Unlocking new revenue streams to scale up results for young people.
How can innovative financing mechanisms unlock the potential of each of the other Promising Ideas?
The scale of resources needed to address the needs of young people is considerable. The United Nations Conference on Trade and Development (UNCTAD) says achieving the Sustainable Development Goals (SDGs) will take between US$5-7 trillion, with an investment gap in developing countries of about US$2.5 trillion.
Skills and livelihoods have historically received limited resources from global aid budgets.

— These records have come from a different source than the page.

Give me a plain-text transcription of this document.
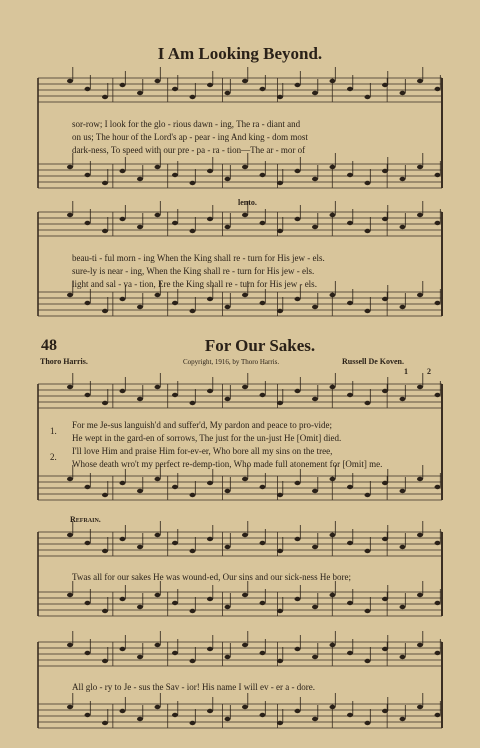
I Am Looking Beyond.
sor-row; I look for the glo - rious dawn - ing, The ra - diant and
on us; The hour of the Lord's ap - pear - ing And king - dom most
dark-ness, To speed with our pre - pa - ra - tion—The ar - mor of
lento.
beau-ti - ful morn - ing When the King shall re - turn for His jew - els.
sure-ly is near - ing, When the King shall re - turn for His jew - els.
light and sal - va - tion, Ere the King shall re - turn for His jew - els.
48	For Our Sakes.
Thoro Harris.	Copyright, 1916, by Thoro Harris.	Russell De Koven.
1 2
1.
2.
For me Je-sus languish'd and suffer'd, My pardon and peace to pro-vide;
He wept in the gard-en of sorrows, The just for the un-just He [Omit] died.
I'll love Him and praise Him for-ev-er, Who bore all my sins on the tree,
Whose death wro't my perfect re-demp-tion, Who made full atonement for [Omit] me.
Refrain.
Twas all for our sakes He was wound-ed, Our sins and our sick-ness He bore;
All glo - ry to Je - sus the Sav - ior! His name I will ev - er a - dore.
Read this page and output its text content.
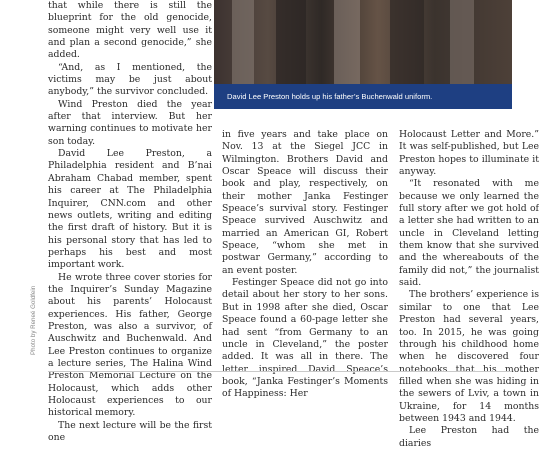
that while there is still the blueprint for the old genocide, someone might very well use it and plan a second genocide,” she added.

“And, as I mentioned, the victims may be just about anybody,” the survivor concluded.

Wind Preston died the year after that interview. But her warning continues to motivate her son today.

David Lee Preston, a Philadelphia resident and B’nai Abraham Chabad member, spent his career at The Philadelphia Inquirer, CNN.com and other news outlets, writing and editing the first draft of history. But it is his personal story that has led to perhaps his best and most important work.

He wrote three cover stories for the Inquirer’s Sunday Magazine about his parents’ Holocaust experiences. His father, George Preston, was also a survivor, of Auschwitz and Buchenwald. And Lee Preston continues to organize a lecture series, The Halina Wind Preston Memorial Lecture on the Holocaust, which adds other Holocaust experiences to our historical memory.

The next lecture will be the first one

David Lee Preston holds up his father’s Buchenwald uniform.

in five years and take place on Nov. 13 at the Siegel JCC in Wilmington. Brothers David and Oscar Speace will discuss their book and play, respectively, on their mother Janka Festinger Speace’s survival story. Festinger Speace survived Auschwitz and married an American GI, Robert Speace, “whom she met in postwar Germany,” according to an event poster.

Festinger Speace did not go into detail about her story to her sons. But in 1998 after she died, Oscar Speace found a 60-page letter she had sent “from Germany to an uncle in Cleveland,” the poster added. It was all in there. The letter inspired David Speace’s book, “Janka Festinger’s Moments of Happiness: Her

Holocaust Letter and More.” It was self-published, but Lee Preston hopes to illuminate it anyway.

“It resonated with me because we only learned the full story after we got hold of a letter she had written to an uncle in Cleveland letting them know that she survived and the whereabouts of the family did not,” the journalist said.

The brothers’ experience is similar to one that Lee Preston had several years, too. In 2015, he was going through his childhood home when he discovered four notebooks that his mother filled when she was hiding in the sewers of Lviv, a town in Ukraine, for 14 months between 1943 and 1944.

Lee Preston had the diaries

Photo by Reneé Goldfein
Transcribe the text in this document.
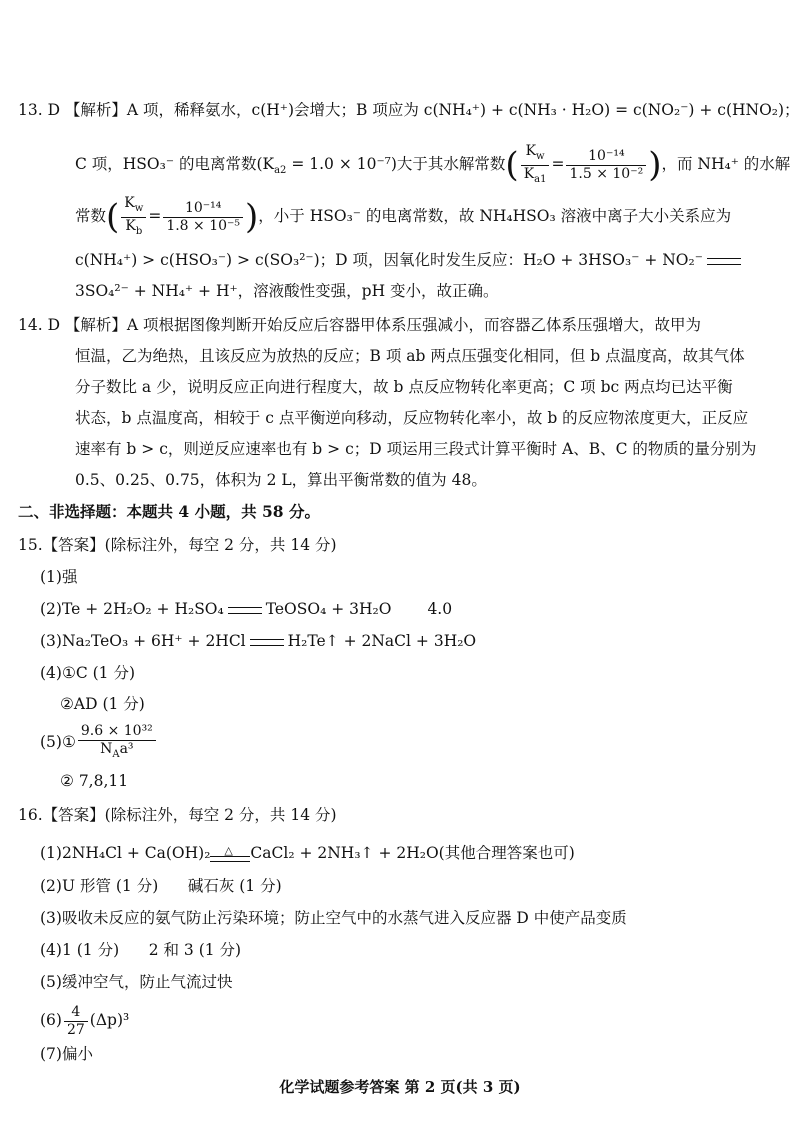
13. D 【解析】A 项，稀释氨水，c(H⁺)会增大；B 项应为 c(NH₄⁺) + c(NH₃ · H₂O) = c(NO₂⁻) + c(HNO₂)；
C 项，HSO₃⁻ 的电离常数$(K_{a2} = 1.0 \times 10^{-7})$大于其水解常数( $\frac{K_w}{K_{a1}} = \frac{\text{10⁻¹⁴}}{\text{1.5 × 10⁻²}}$ )，而 NH₄⁺ 的水解
常数( $\frac{K_w}{K_b} = \frac{\text{10⁻¹⁴}}{\text{1.8 × 10⁻⁵}}$ )，小于 HSO₃⁻ 的电离常数，故 NH₄HSO₃ 溶液中离子大小关系应为
c(NH₄⁺) > c(HSO₃⁻) > c(SO₃²⁻)；D 项，因氧化时发生反应：H₂O + 3HSO₃⁻ + NO₂⁻
3SO₄²⁻ + NH₄⁺ + H⁺，溶液酸性变强，pH 变小，故正确。
14. D 【解析】A 项根据图像判断开始反应后容器甲体系压强减小，而容器乙体系压强增大，故甲为
恒温，乙为绝热，且该反应为放热的反应；B 项 ab 两点压强变化相同，但 b 点温度高，故其气体
分子数比 a 少，说明反应正向进行程度大，故 b 点反应物转化率更高；C 项 bc 两点均已达平衡
状态，b 点温度高，相较于 c 点平衡逆向移动，反应物转化率小，故 b 的反应物浓度更大，正反应
速率有 b > c，则逆反应速率也有 b > c；D 项运用三段式计算平衡时 A、B、C 的物质的量分别为
0.5、0.25、0.75，体积为 2 L，算出平衡常数的值为 48。
二、非选择题：本题共 4 小题，共 58 分。
15.【答案】(除标注外，每空 2 分，共 14 分)
(1)强
(2)Te + 2H₂O₂ + H₂SO₄	TeOSO₄ + 3H₂O 4.0
(3)Na₂TeO₃ + 6H⁺ + 2HCl	H₂Te↑ + 2NaCl + 3H₂O
(4)①C (1 分)
②AD (1 分)
(5)① $\frac{\text{9.6 × 10³²}}{N_Aa^3}$
② 7,8,11
16.【答案】(除标注外，每空 2 分，共 14 分)
(1)2NH₄Cl + Ca(OH)₂ △ CaCl₂ + 2NH₃↑ + 2H₂O(其他合理答案也可)
(2)U 形管 (1 分)      碱石灰 (1 分)
(3)吸收未反应的氨气防止污染环境；防止空气中的水蒸气进入反应器 D 中使产品变质
(4)1 (1 分)      2 和 3 (1 分)
(5)缓冲空气，防止气流过快
$(6) \frac{4}{27} (\Delta p)^3$
(7)偏小
化学试题参考答案 第 2 页(共 3 页)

Governments have also underinvested in this area, at least in part due to a lack of clear leadership in many countries as to which part of government leads this agenda.
With the growing role of non-traditional actors in raising funds or stimulating actions in support of international development, there are new approaches emerging for pooling private and public revenue streams.
For example, since its first launch in 2013, 108 impact bonds have been contracted, with nearly US$400 million raised, mostly in rich countries at the municipal level.
The new revenue streams – types of taxes, charges, fees, bond raising, sale proceeds or voluntary contribution schemes – offer incentives to the investors and funders, including financial guarantees, corporate social responsibility, rewards and recognition.
Another potential opportunity hinges on the rise of impact investing, which engage private businesses interested in combining financial returns with social impact.